State and city officials had not by Sarasota Observer's presstime released the bids from the winning company nor the three other contenders to assure residents the decision had been made on a financial basis, not on the basis of a comedically perfect set up and punchline by the CEO.

That the decision to erect a fast-foot restaurant in one of the most highly scrutinized transportation projects in Southwest Florida history was made on any basis was the topic of a second news conference held on the steps of City Hall, two hours later.

“This is a reprehensible miscarriage of the public trust, will endanger countless lives and be a danger to driving, too,’’ said local critic of all things, Martin Jekyll. "Oh, and do you know who I am?"

Florida Department of Transportation officials defended the decision as part of a new state initiative to help public works projects pay their own way instead of “constantly tapping into the pockets of everyday Floridians who may live hundreds of miles away,’’ spokeswoman Transpo Tashun said, adding tourists and other out-of-towners are forecast to contribute at least 40% of the operation's revenue. “We can’t charge a toll there, but we can charge rent and take a little something off the top of every burger they sell.’’

 Tashun said the cost of the roundabout would likely be recouped in about 10 years.

The restaurant will offer no parking and will be accessed via the inside lane of the roundabout. Customers can veer off the roadway into the drive-through line, then drive around back into the circle on the way out to continue their travels and enjoy a meal on the go.

A limited menu will speed the ordering process, Shaker said. Staff will park offsite and walk.

Beyond the financial gain, Tashun and Shaker said there was a practical aspect not always available with every public works contract.

 “That circle is going to jam up sooner or later,’’ Tashun said. “Probably sooner. And people gotta eat.’’

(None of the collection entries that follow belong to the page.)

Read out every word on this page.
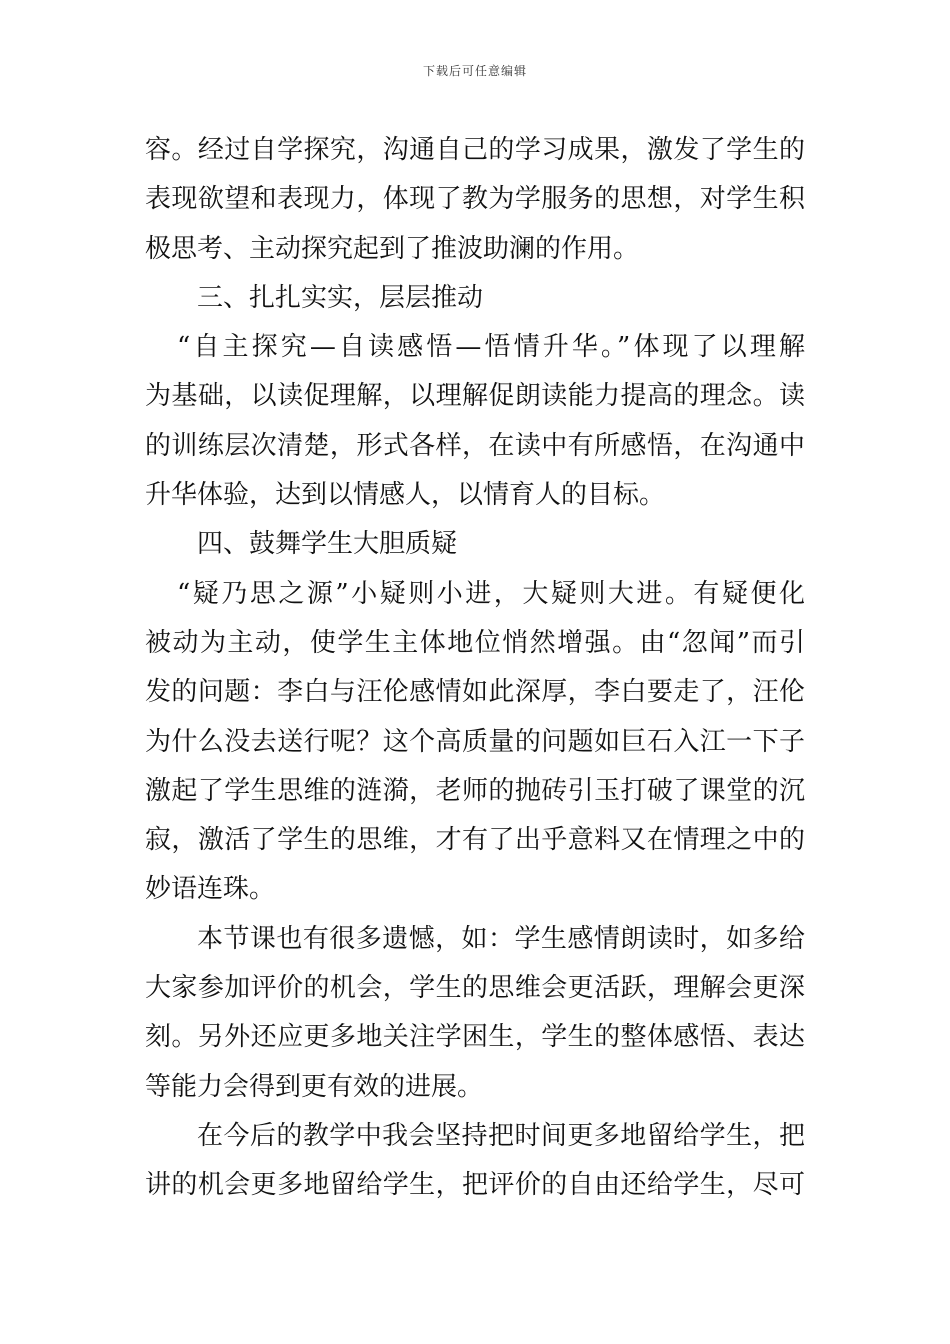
下载后可任意编辑
容。经过自学探究，沟通自己的学习成果，激发了学生的
表现欲望和表现力，体现了教为学服务的思想，对学生积
极思考、主动探究起到了推波助澜的作用。
三、扎扎实实，层层推动
“自主探究—自读感悟—悟情升华。”体现了以理解
为基础，以读促理解，以理解促朗读能力提高的理念。读
的训练层次清楚，形式各样，在读中有所感悟，在沟通中
升华体验，达到以情感人，以情育人的目标。
四、鼓舞学生大胆质疑
“疑乃思之源”小疑则小进，大疑则大进。有疑便化
被动为主动，使学生主体地位悄然增强。由“忽闻”而引
发的问题：李白与汪伦感情如此深厚，李白要走了，汪伦
为什么没去送行呢？这个高质量的问题如巨石入江一下子
激起了学生思维的涟漪，老师的抛砖引玉打破了课堂的沉
寂，激活了学生的思维，才有了出乎意料又在情理之中的
妙语连珠。
本节课也有很多遗憾，如：学生感情朗读时，如多给
大家参加评价的机会，学生的思维会更活跃，理解会更深
刻。另外还应更多地关注学困生，学生的整体感悟、表达
等能力会得到更有效的进展。
在今后的教学中我会坚持把时间更多地留给学生，把
讲的机会更多地留给学生，把评价的自由还给学生，尽可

In keeping with the city’s goal of adding public art to roundabouts, an architecture competition will determine the design of the restaurant. Several prominent local architects are already involved, with the project also drawing national and international attention.

Tashun said the state will be keeping a close watch on the operation of the roundabout restaurant and its revenue with an eye toward similar projects elsewhere.

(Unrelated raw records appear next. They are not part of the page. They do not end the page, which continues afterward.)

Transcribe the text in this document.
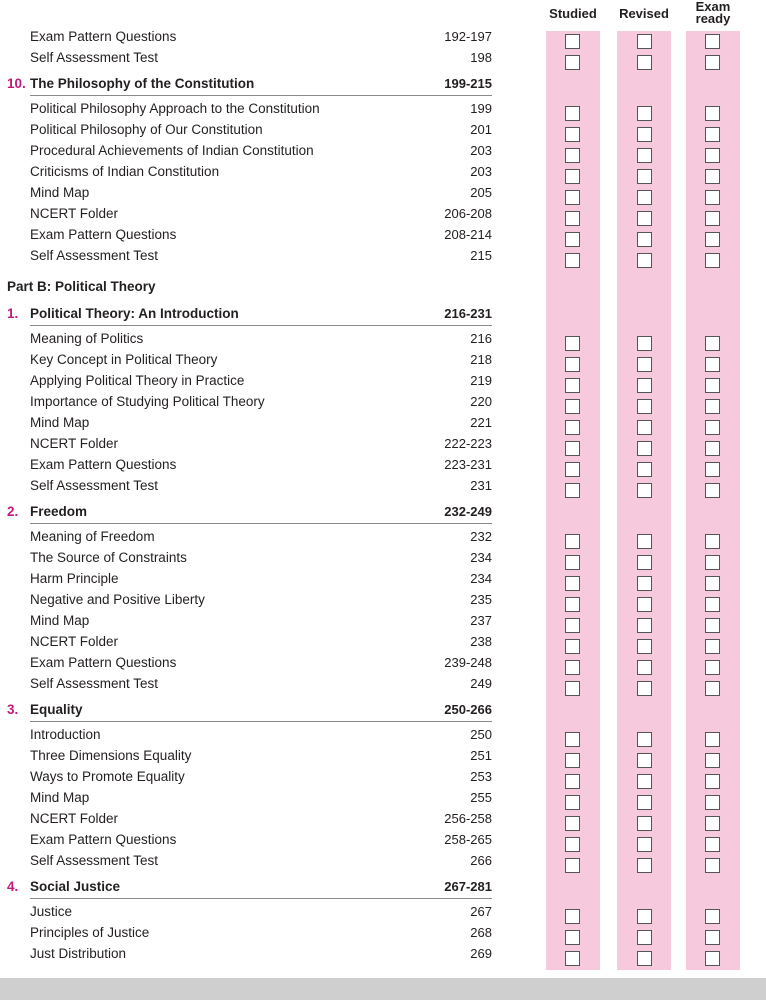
Studied	Revised	Exam
ready
Exam Pattern Questions	192-197
Self Assessment Test	198
10. The Philosophy of the Constitution	199-215
Political Philosophy Approach to the Constitution	199
Political Philosophy of Our Constitution	201
Procedural Achievements of Indian Constitution	203
Criticisms of Indian Constitution	203
Mind Map	205
NCERT Folder	206-208
Exam Pattern Questions	208-214
Self Assessment Test	215
Part B: Political Theory
1. Political Theory: An Introduction	216-231
Meaning of Politics	216
Key Concept in Political Theory	218
Applying Political Theory in Practice	219
Importance of Studying Political Theory	220
Mind Map	221
NCERT Folder	222-223
Exam Pattern Questions	223-231
Self Assessment Test	231
2. Freedom	232-249
Meaning of Freedom	232
The Source of Constraints	234
Harm Principle	234
Negative and Positive Liberty	235
Mind Map	237
NCERT Folder	238
Exam Pattern Questions	239-248
Self Assessment Test	249
3. Equality	250-266
Introduction	250
Three Dimensions Equality	251
Ways to Promote Equality	253
Mind Map	255
NCERT Folder	256-258
Exam Pattern Questions	258-265
Self Assessment Test	266
4. Social Justice	267-281
Justice	267
Principles of Justice	268
Just Distribution	269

Among the potential next steps:

  • NASCAR-style toll booth fuel stops;
  • Bitcoin paid-crosswalk systems;
  • Red-light camera-based portrait studios;
  • Annual subscriptions for express lanes on new or expanded highways;
  • Never-open fees for drawbridges;
  • Pay-to-play bogus SunPass bills to fool spouses into thinking you were somewhere else entirely and not on that side of town where that secretary of yours, Sylvia, lives.
  • Coin-operated street lights.

“The possibilities are endless,’’ Tashun said.